A Civitanova Marche, sul lungomare Nord di Fontespina, è stata realizzata un’area dedicata alla tutela della nidificazione del fratino, piccolo uccello costiero sempre più raro e protetto a livello europeo. L’iniziativa nasce dalla collaborazione tra il Comune di Civitanova Marche e l’associazione Ornitologi Marchigiani APS ETS, dopo che nel 2024 una coppia della specie aveva scelto proprio quel tratto di litorale per deporre le uova.
Anche quest’anno la stessa coppia è tornata a nidificare e, nei giorni scorsi, le uova si sono schiuse dando alla luce tre pulcini.
Come sottolinea il Consiglio direttivo dell’associazione “Ornitologi Marchigiani” APS-ETS, “la presenza stabile di una coppia di Fratino su questo tratto di litorale rappresenta un risultato significativo per la conservazione della specie e per la qualità dell’habitat costiero”.
Nell’ambito delle attività scientifiche coordinate da Ispra, gli adulti sono stati dotati di anelli colorati, mentre i pulcini sono stati marcati con piccoli anelli metallici, nel rispetto dei protocolli di inanellamento a scopo di studio. “Queste operazioni consentono di raccogliere informazioni fondamentali sugli spostamenti e sulla biologia della specie, indispensabili per le strategie di conservazione”, evidenzia ancora il Consiglio direttivo.

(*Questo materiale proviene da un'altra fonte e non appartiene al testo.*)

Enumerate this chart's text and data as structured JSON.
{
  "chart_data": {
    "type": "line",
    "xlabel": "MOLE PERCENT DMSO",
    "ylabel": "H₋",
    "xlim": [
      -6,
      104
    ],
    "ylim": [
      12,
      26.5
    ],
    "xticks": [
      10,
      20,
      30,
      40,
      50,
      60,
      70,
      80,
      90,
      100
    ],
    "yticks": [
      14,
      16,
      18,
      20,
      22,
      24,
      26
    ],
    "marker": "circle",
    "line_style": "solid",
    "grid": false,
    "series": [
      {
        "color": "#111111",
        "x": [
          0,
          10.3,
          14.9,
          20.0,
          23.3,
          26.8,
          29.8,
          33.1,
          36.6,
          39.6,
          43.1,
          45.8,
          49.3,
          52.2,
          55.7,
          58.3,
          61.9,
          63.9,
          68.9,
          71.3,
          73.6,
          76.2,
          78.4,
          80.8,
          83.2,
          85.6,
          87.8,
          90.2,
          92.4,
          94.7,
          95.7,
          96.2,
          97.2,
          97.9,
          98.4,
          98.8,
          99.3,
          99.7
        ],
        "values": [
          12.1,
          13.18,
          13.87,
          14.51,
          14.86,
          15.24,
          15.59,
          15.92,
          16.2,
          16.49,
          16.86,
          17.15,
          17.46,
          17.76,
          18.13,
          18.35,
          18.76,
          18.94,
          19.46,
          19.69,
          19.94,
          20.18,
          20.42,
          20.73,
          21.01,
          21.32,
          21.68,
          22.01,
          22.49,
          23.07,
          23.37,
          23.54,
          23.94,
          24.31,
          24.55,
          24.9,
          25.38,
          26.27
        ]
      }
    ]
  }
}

Proprio grazie a queste attività, lo scorso anno era stato possibile scoprire che uno dei pulcini nati a Fontespina nel 2024 aveva raggiunto la costa di Termoli, dove è stato successivamente osservato anche durante la stagione riproduttiva.

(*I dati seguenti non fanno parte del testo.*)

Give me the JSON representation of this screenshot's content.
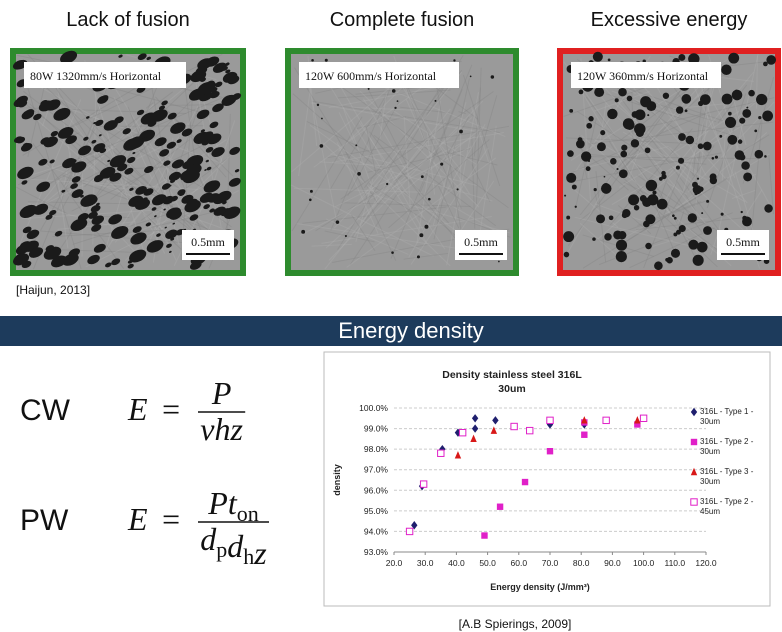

L’area di nidificazione viene oggi monitorata quotidianamente dai volontari dell’associazione, mentre il gruppo familiare si muove lungo il tratto di spiaggia libera opportunamente delimitato. I fratini sono spesso visibili e riconoscibili per i loro rapidi movimenti tra bagnasciuga e zone interne del litorale.
“Uno dei principali fattori di rischio resta la presenza di cani lasciati liberi in spiaggia, particolarmente pericolosi per i pulcini che non sono ancora in grado di volare”, sottolinea il Consiglio direttivo dell’associazione.

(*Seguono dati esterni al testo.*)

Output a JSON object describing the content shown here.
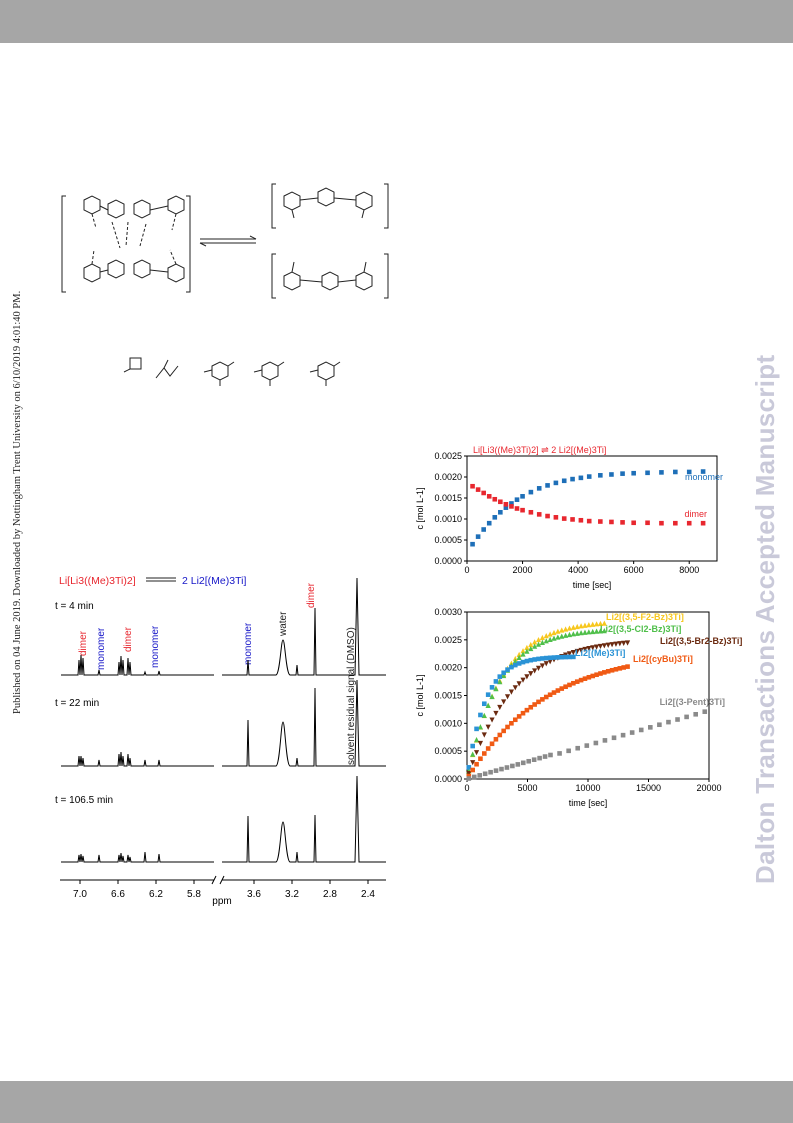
{
  "side_text_left": "Published on 04 June 2019. Downloaded by Nottingham Trent University on 6/10/2019 4:01:40 PM.",
  "side_text_right": "Dalton Transactions Accepted Manuscript",
  "colors": {
    "red": "#e8272f",
    "blue": "#1e6fb8",
    "dark_blue": "#1717c8",
    "band": "#a6a6a6"
  },
  "nmr": {
    "equation": {
      "left": "Li[Li3((Me)3Ti)2]",
      "right": "2 Li2[(Me)3Ti]"
    },
    "spectra_labels": [
      "t = 4 min",
      "t = 22 min",
      "t = 106.5 min"
    ],
    "peak_labels": [
      "dimer",
      "monomer",
      "dimer",
      "monomer",
      "monomer",
      "water",
      "dimer",
      "solvent residual signal (DMSO)"
    ],
    "axis_label": "ppm",
    "x_ticks_left": [
      "7.0",
      "6.6",
      "6.2",
      "5.8"
    ],
    "x_ticks_right": [
      "3.6",
      "3.2",
      "2.8",
      "2.4"
    ]
  },
  "chart_data": [
    {
      "type": "scatter",
      "title": "Li[Li3((Me)3Ti)2] ⇌ 2 Li2[(Me)3Ti]",
      "xlabel": "time [sec]",
      "ylabel": "c [mol L-1]",
      "xlim": [
        0,
        9000
      ],
      "ylim": [
        0,
        0.0025
      ],
      "x_ticks": [
        0,
        2000,
        4000,
        6000,
        8000
      ],
      "y_ticks": [
        "0.0000",
        "0.0005",
        "0.0010",
        "0.0015",
        "0.0020",
        "0.0025"
      ],
      "series": [
        {
          "name": "monomer",
          "color": "#1e6fb8",
          "x": [
            200,
            400,
            600,
            800,
            1000,
            1200,
            1400,
            1600,
            1800,
            2000,
            2300,
            2600,
            2900,
            3200,
            3500,
            3800,
            4100,
            4400,
            4800,
            5200,
            5600,
            6000,
            6500,
            7000,
            7500,
            8000,
            8500
          ],
          "y": [
            0.0004,
            0.00058,
            0.00075,
            0.0009,
            0.00104,
            0.00116,
            0.00127,
            0.00137,
            0.00146,
            0.00154,
            0.00164,
            0.00173,
            0.0018,
            0.00186,
            0.00191,
            0.00195,
            0.00198,
            0.00201,
            0.00204,
            0.00206,
            0.00208,
            0.00209,
            0.0021,
            0.00211,
            0.00212,
            0.00212,
            0.00213
          ]
        },
        {
          "name": "dimer",
          "color": "#e8272f",
          "x": [
            200,
            400,
            600,
            800,
            1000,
            1200,
            1400,
            1600,
            1800,
            2000,
            2300,
            2600,
            2900,
            3200,
            3500,
            3800,
            4100,
            4400,
            4800,
            5200,
            5600,
            6000,
            6500,
            7000,
            7500,
            8000,
            8500
          ],
          "y": [
            0.00178,
            0.0017,
            0.00162,
            0.00154,
            0.00147,
            0.00141,
            0.00135,
            0.0013,
            0.00125,
            0.00121,
            0.00116,
            0.00111,
            0.00107,
            0.00104,
            0.00101,
            0.00099,
            0.00097,
            0.00095,
            0.00094,
            0.00093,
            0.00092,
            0.00091,
            0.00091,
            0.0009,
            0.0009,
            0.0009,
            0.0009
          ]
        }
      ]
    },
    {
      "type": "scatter",
      "xlabel": "time [sec]",
      "ylabel": "c [mol L-1]",
      "xlim": [
        0,
        20000
      ],
      "ylim": [
        0,
        0.003
      ],
      "x_ticks": [
        0,
        5000,
        10000,
        15000,
        20000
      ],
      "y_ticks": [
        "0.0000",
        "0.0005",
        "0.0010",
        "0.0015",
        "0.0020",
        "0.0025",
        "0.0030"
      ],
      "series": [
        {
          "name": "Li2[(3,5-F2-Bz)3Ti]",
          "color": "#f7c71e",
          "marker": "triangle-up",
          "plateau": 0.00285,
          "tau": 2800,
          "t_end": 11500
        },
        {
          "name": "Li2[(3,5-Cl2-Bz)3Ti]",
          "color": "#4fbf4a",
          "marker": "triangle-up",
          "plateau": 0.0027,
          "tau": 2600,
          "t_end": 11500
        },
        {
          "name": "Li2[(3,5-Br2-Bz)3Ti]",
          "color": "#6b2a10",
          "marker": "triangle-down",
          "plateau": 0.00252,
          "tau": 3800,
          "t_end": 13500
        },
        {
          "name": "Li2[(Me)3Ti]",
          "color": "#2a93d6",
          "marker": "square",
          "plateau": 0.0022,
          "tau": 1500,
          "t_end": 8800
        },
        {
          "name": "Li2[(cyBu)3Ti]",
          "color": "#f05a14",
          "marker": "square",
          "plateau": 0.00232,
          "tau": 6500,
          "t_end": 13500
        },
        {
          "name": "Li2[(3-Pent)3Ti]",
          "color": "#8a8a8a",
          "marker": "square",
          "slope": 6.25e-08,
          "t_end": 20000
        }
      ]
    }
  ]
}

Per questo motivo, oltre ai volontari, sono attive anche le guardie giurate venatorie volontarie della sezione provinciale di Federcaccia di Macerata, impegnate nel controllo del rispetto della normativa vigente. Il regolamento comunale sul litorale di Civitanova Marche prevede infatti il divieto di accesso ai cani in spiaggia, anche al guinzaglio, nel periodo compreso tra il 15 marzo e il 15 ottobre.
Il fratino, identificato scientificamente come Anarhynchus alexandrinus, è una specie in declino e classificata come “Endangered” nella Lista Rossa degli uccelli nidificanti in Italia, oltre a essere inserita nell’allegato I della direttiva Uccelli dell’Unione Europea.
“La tutela di questa specie rappresenta un valore ambientale e scientifico di grande rilevanza, soprattutto in un contesto di crescente pressione antropica sulle spiagge sabbiose”, conclude il Consiglio direttivo dell’associazione “Ornitologi Marchigiani” Aps-Ets.